Say, you have any regular expression A. The regular expression (regex) A+ then matches one or more occurrences of A.

I call the + symbol the **at-least-once quantifier** because it requires at least one occurrence of the preceding regex.

For example, the regular expression 'yes+' matches strings 'yes', 'yess', and 'yesssssss'. But it does neither match the string 'ye', nor the empty string '' because the plus quantifier + does not apply to the whole regex 'yes' but only to the preceding regex 's'.

Let's study some examples to help you gain a deeper understanding.


### Greedy Plus (+) Quantifiers

In [3]:
re.findall('a+b', 'aaaaaab')

['aaaaaab']

You use the re.findall() method that finds all occurrences of the pattern in the string and returns a list of all matching substrings.

The first argument is the regular expression pattern 'a+b' and the second argument is the string to be searched. In plain English, you want to find all patterns in the string that start with at least one, but possibly many, characters 'a', followed by the character 'b'.

The findall() method returns the matching substring: 'aaaaaab'.

**The asterisk quantifier + is greedy**. This means that it tries to match as many occurrences of the preceding regex as possible.

So in our case, it wants to match as many arbitrary characters as possible so that the pattern is still matched. Therefore, the regex engine "consumes" the whole sentence.


In [4]:
re.findall('ab+', 'aaaaaabb') 

['abb']

You search for the character 'a' followed by at least one character 'b'. As the plus (+) quantifier is greedy, it matches as many 'b's as it can lay its hands on.

### Non-Greedy Plus (+) Quantifiers

But what if you want to match at least one occurrence of a regex in a non-greedy manner? 
And you don't want the regex engine to consume more and more as long as it can but returns as quickly as it can from the processing.

In [5]:
re.findall('ab+', 'aaaaaabbbbb')

['abbbbb']

The regex engine starts with the first character 'a' and finds that it's a partial match.
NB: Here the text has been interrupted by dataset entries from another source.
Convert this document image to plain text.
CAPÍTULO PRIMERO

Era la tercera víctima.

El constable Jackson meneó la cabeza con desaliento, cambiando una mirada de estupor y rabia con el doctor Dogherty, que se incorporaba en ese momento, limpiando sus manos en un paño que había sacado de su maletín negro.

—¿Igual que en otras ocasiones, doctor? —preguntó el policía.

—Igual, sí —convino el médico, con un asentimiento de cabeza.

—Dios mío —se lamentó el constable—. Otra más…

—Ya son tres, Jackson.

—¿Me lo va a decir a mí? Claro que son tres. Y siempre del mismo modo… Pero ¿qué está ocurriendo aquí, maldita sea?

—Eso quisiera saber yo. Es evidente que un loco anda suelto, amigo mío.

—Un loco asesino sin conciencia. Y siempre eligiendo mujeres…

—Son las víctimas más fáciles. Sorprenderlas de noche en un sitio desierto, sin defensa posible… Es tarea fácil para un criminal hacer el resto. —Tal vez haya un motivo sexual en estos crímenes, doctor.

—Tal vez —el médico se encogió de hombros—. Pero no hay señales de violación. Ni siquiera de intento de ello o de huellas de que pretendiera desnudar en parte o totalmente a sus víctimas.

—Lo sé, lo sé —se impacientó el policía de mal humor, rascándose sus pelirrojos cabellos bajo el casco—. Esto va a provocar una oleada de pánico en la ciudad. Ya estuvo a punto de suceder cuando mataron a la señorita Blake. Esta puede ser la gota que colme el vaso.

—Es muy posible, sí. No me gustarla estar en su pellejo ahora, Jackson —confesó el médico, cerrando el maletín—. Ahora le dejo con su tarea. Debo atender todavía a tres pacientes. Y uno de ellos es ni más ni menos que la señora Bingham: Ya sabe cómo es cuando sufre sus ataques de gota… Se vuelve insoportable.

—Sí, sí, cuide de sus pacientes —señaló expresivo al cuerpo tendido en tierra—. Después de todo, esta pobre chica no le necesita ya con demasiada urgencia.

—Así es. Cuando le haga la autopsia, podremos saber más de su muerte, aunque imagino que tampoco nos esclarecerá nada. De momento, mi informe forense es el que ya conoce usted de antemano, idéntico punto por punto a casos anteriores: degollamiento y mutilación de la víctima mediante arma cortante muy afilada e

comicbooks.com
So, it moves on to match the second 'a'---which violates the pattern 'ab+' that allows only for a single character 'a'.

So it moves on to the third character, and so on, until it reaches the last character 'a' in the string 'aaaaaabbbbb'. It's a partial match, so it moves on to the first occurrence of the character 'b'. It realizes that the 'b' character can be matched by the part of the regex 'b+'. Thus, the engine starts matching 'b's. And it greedily matches 'b's until it cannot match any further character.

At this point it looks at the result and sees that it has found a matching substring which is the result of the operation.

However, it could have stopped far earlier to produce a non-greedy match after matching the first character 'b'. Here's an example of the non-greedy quantifier '+?' (both symbols together form one regex expression).

In [6]:
re.findall('ab+?', 'aaaaaabbbbb')

['ab']

In [9]:
re.findall('ab+?', 'aaaaaabcccabbbb')

['ab', 'ab']

Now, the regex engine does not greedily "consume" as many 'b' characters as possible. Instead, it stops as soon as the pattern is matched (non-greedy).